Welcome to the GEMMA 7B with GROQ repository! This project showcases the integration of the GEMMA 7B language model with GROQ to process a fixed PDF document, convert its content into a vector database, and provide an interactive Q&A interface using Streamlit. Users can ask questions and receive answers, along with the relevant data, all through a user-friendly web application.

Overview

This repository provides a streamlined solution for converting a PDF document into a searchable vector database using the GROQ language and GEMMA 7B model. The application is built with Streamlit to enable an interactive question-and-answer interface. Users can explore the content of the PDF, ask questions, and view relevant data used to generate responses.

Features

  • PDF Processing: Extract text from a fixed PDF document (default is a ViT research paper).
  • Vectorization: Convert extracted text into vector representations using GEMMA 7B.
  • Interactive Q&A: Ask questions and receive answers, along with the relevant data, through a Streamlit web app.
  • Data Folder: Easily change the PDF document by placing a new file in the data folder.
  • Environment Configuration: Manage API keys using a .env file.

Getting Started

Prerequisites

  • Python 3.8 or higher
  • Streamlit
  • GROQ library
  • GEMMA 7B model
  • Required Python packages (listed in requirements.txt)
  • GROQ and Google API keys

Installation

  1. Clone the repository:

    git clone https://github.com/NevroHelios/gemma7b-groq-streamlit.git
    cd gemma7b-groq-streamlit
  2. Install dependencies:

    pip install -r requirements.txt
  3. Download and set up the GEMMA 7B model.

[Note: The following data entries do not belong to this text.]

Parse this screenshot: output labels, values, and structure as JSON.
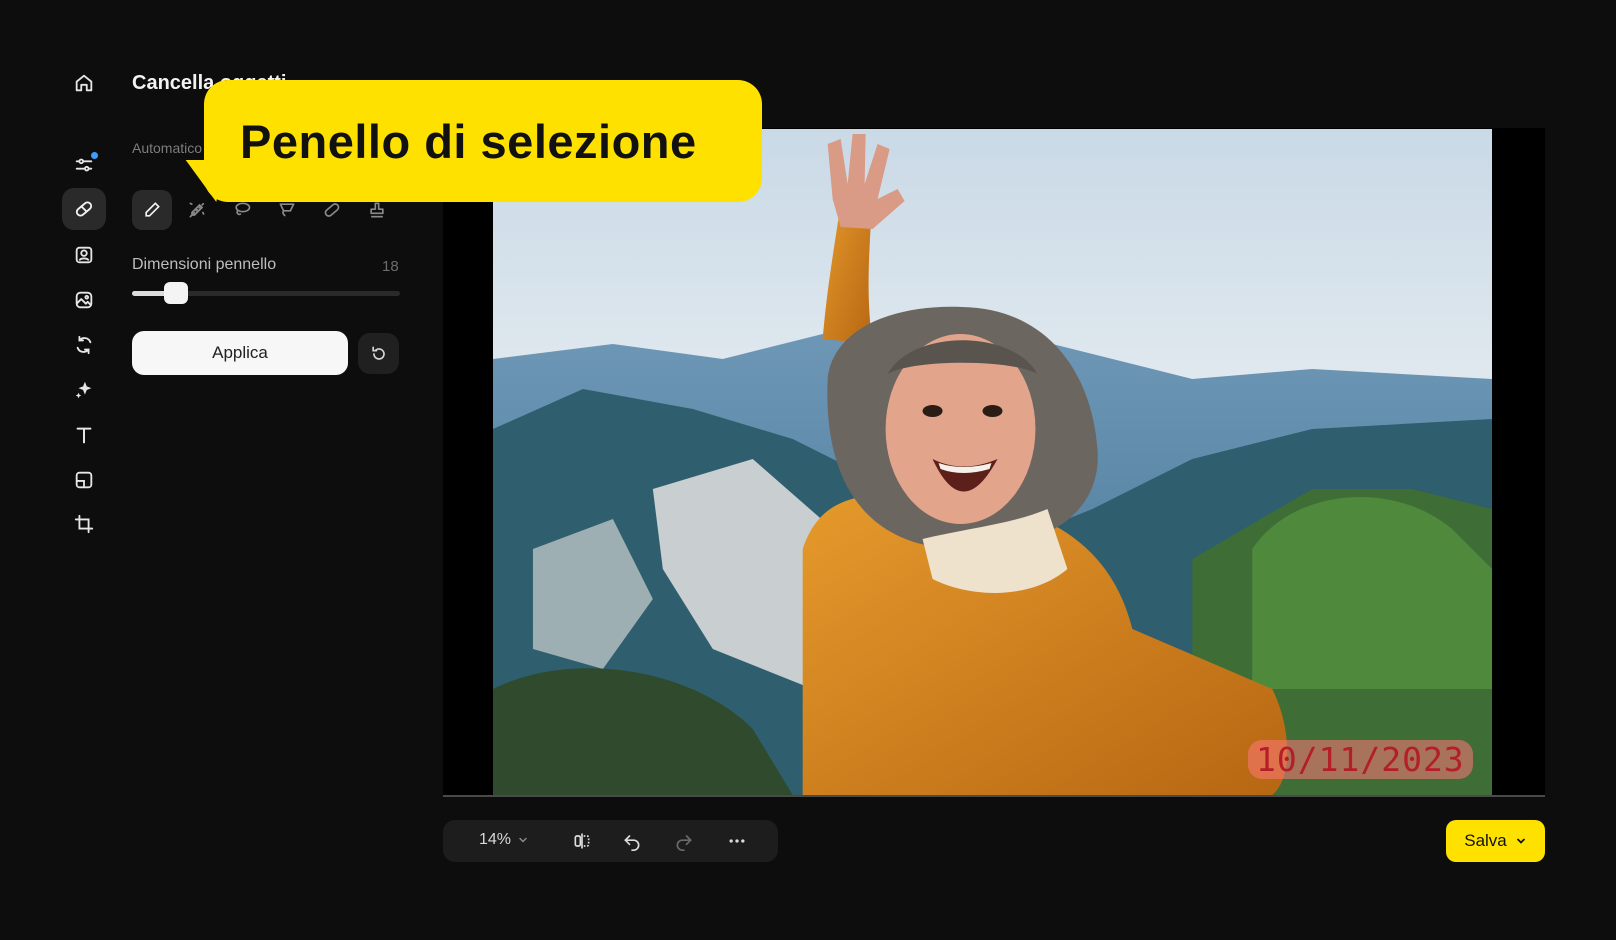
{
  "panel": {
    "title": "Cancella oggetti",
    "mode_label": "Automatico",
    "size_label": "Dimensioni pennello",
    "size_value": "18",
    "slider_fraction": 0.12,
    "apply_label": "Applica"
  },
  "rail": {
    "items": [
      {
        "name": "home-icon",
        "active": false
      },
      {
        "name": "adjust-icon",
        "active": false,
        "badge": true
      },
      {
        "name": "eraser-icon",
        "active": true
      },
      {
        "name": "portrait-icon",
        "active": false
      },
      {
        "name": "gallery-icon",
        "active": false
      },
      {
        "name": "rotate-icon",
        "active": false
      },
      {
        "name": "sparkle-icon",
        "active": false
      },
      {
        "name": "text-icon",
        "active": false
      },
      {
        "name": "layout-icon",
        "active": false
      },
      {
        "name": "crop-icon",
        "active": false
      }
    ],
    "badge_color": "#3aa0ff"
  },
  "tools": [
    {
      "name": "brush-tool-icon",
      "active": true
    },
    {
      "name": "magic-brush-tool-icon",
      "active": false
    },
    {
      "name": "lasso-tool-icon",
      "active": false
    },
    {
      "name": "polygon-lasso-tool-icon",
      "active": false
    },
    {
      "name": "eraser-tool-icon",
      "active": false
    },
    {
      "name": "stamp-tool-icon",
      "active": false
    }
  ],
  "callout": {
    "text": "Penello di selezione",
    "color": "#ffe100"
  },
  "photo": {
    "date_stamp": "10/11/2023"
  },
  "toolbar": {
    "zoom": "14%"
  },
  "save": {
    "label": "Salva",
    "color": "#ffe100"
  }
}
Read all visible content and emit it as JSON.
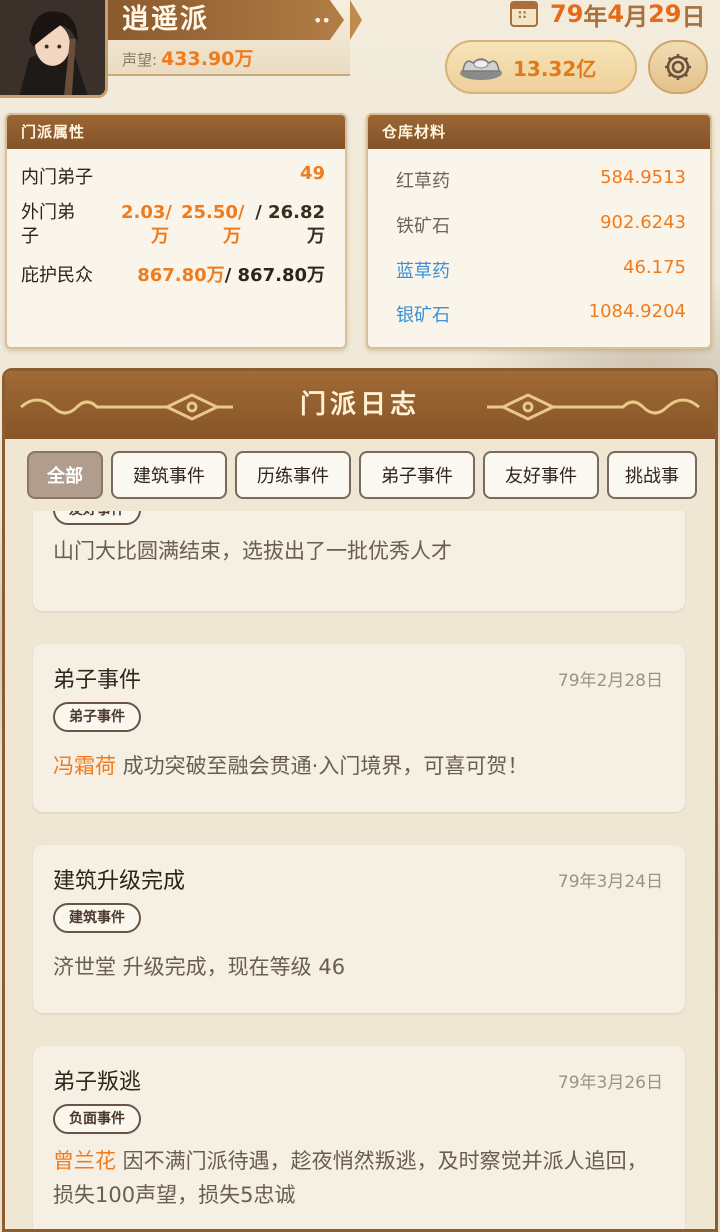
{
  "header": {
    "sect_name": "逍遥派",
    "dots": "••",
    "prestige_label": "声望:",
    "prestige_value": "433.90万",
    "date": {
      "year": "79",
      "year_unit": "年",
      "month": "4",
      "month_unit": "月",
      "day": "29",
      "day_unit": "日"
    },
    "silver_value": "13.32亿",
    "icons": {
      "avatar": "disciple-portrait",
      "calendar": "calendar-icon",
      "silver": "silver-ingot-icon",
      "settings": "gear-icon"
    }
  },
  "attributes": {
    "title": "门派属性",
    "inner_label": "内门弟子",
    "inner_value": "49",
    "outer_label": "外门弟子",
    "outer_v1": "2.03/万",
    "outer_v2": "25.50/万",
    "outer_v3": "/ 26.82万",
    "protect_label": "庇护民众",
    "protect_value": "867.80万",
    "protect_total": "/ 867.80万"
  },
  "materials": {
    "title": "仓库材料",
    "items": [
      {
        "name": "红草药",
        "value": "584.9513"
      },
      {
        "name": "铁矿石",
        "value": "902.6243"
      },
      {
        "name": "蓝草药",
        "value": "46.175"
      },
      {
        "name": "银矿石",
        "value": "1084.9204"
      }
    ]
  },
  "journal": {
    "title": "门派日志",
    "tabs": [
      "全部",
      "建筑事件",
      "历练事件",
      "弟子事件",
      "友好事件",
      "挑战事"
    ],
    "entries": [
      {
        "badge": "友好事件",
        "text": "山门大比圆满结束，选拔出了一批优秀人才"
      },
      {
        "title": "弟子事件",
        "date": "79年2月28日",
        "badge": "弟子事件",
        "name": "冯霜荷",
        "text": " 成功突破至融会贯通·入门境界，可喜可贺！"
      },
      {
        "title": "建筑升级完成",
        "date": "79年3月24日",
        "badge": "建筑事件",
        "text": "济世堂 升级完成，现在等级 46"
      },
      {
        "title": "弟子叛逃",
        "date": "79年3月26日",
        "badge": "负面事件",
        "name": "曾兰花",
        "text": " 因不满门派待遇，趁夜悄然叛逃，及时察觉并派人追回，损失100声望，损失5忠诚"
      }
    ]
  },
  "colors": {
    "accent": "#f07b1d",
    "brown": "#8c5d30",
    "blue": "#3c8fd8"
  }
}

  4. Obtain your GROQ and Google API keys and add them to a .env file in the root directory:

    GROQ_API_KEY=your_groq_api_key
    GOOGLE_API_KEY=your_google_api_key
    

Usage

  1. Prepare the PDF:

    • Place your PDF file in the data directory (default file is a ViT research paper).
  2. Run the Streamlit App:

    • Start the Streamlit app:
      streamlit run app.py
  3. Interact with the App:

    • Open your browser and navigate to the provided local URL (e.g., http://localhost:8501).
    • Ask questions about the PDF content and view relevant data.

Directory Structure

  • data/: Contains the PDF file to be processed. Default file is a ViT research paper.
  • app.py: Main Streamlit application file.
  • requirements.txt: List of required Python packages.
  • .env: File to store API keys securely.

Contributing

We welcome contributions to enhance the functionality and performance of this project. Please fork the repository and submit a pull request with your changes. Ensure that your code follows the established style guidelines and passes all tests.

License

This project is licensed under the MIT License. See the LICENSE file for details.

Acknowledgements

Special thanks to the developers and contributors of GEMMA 7B, GROQ, and Streamlit for their powerful tools and support.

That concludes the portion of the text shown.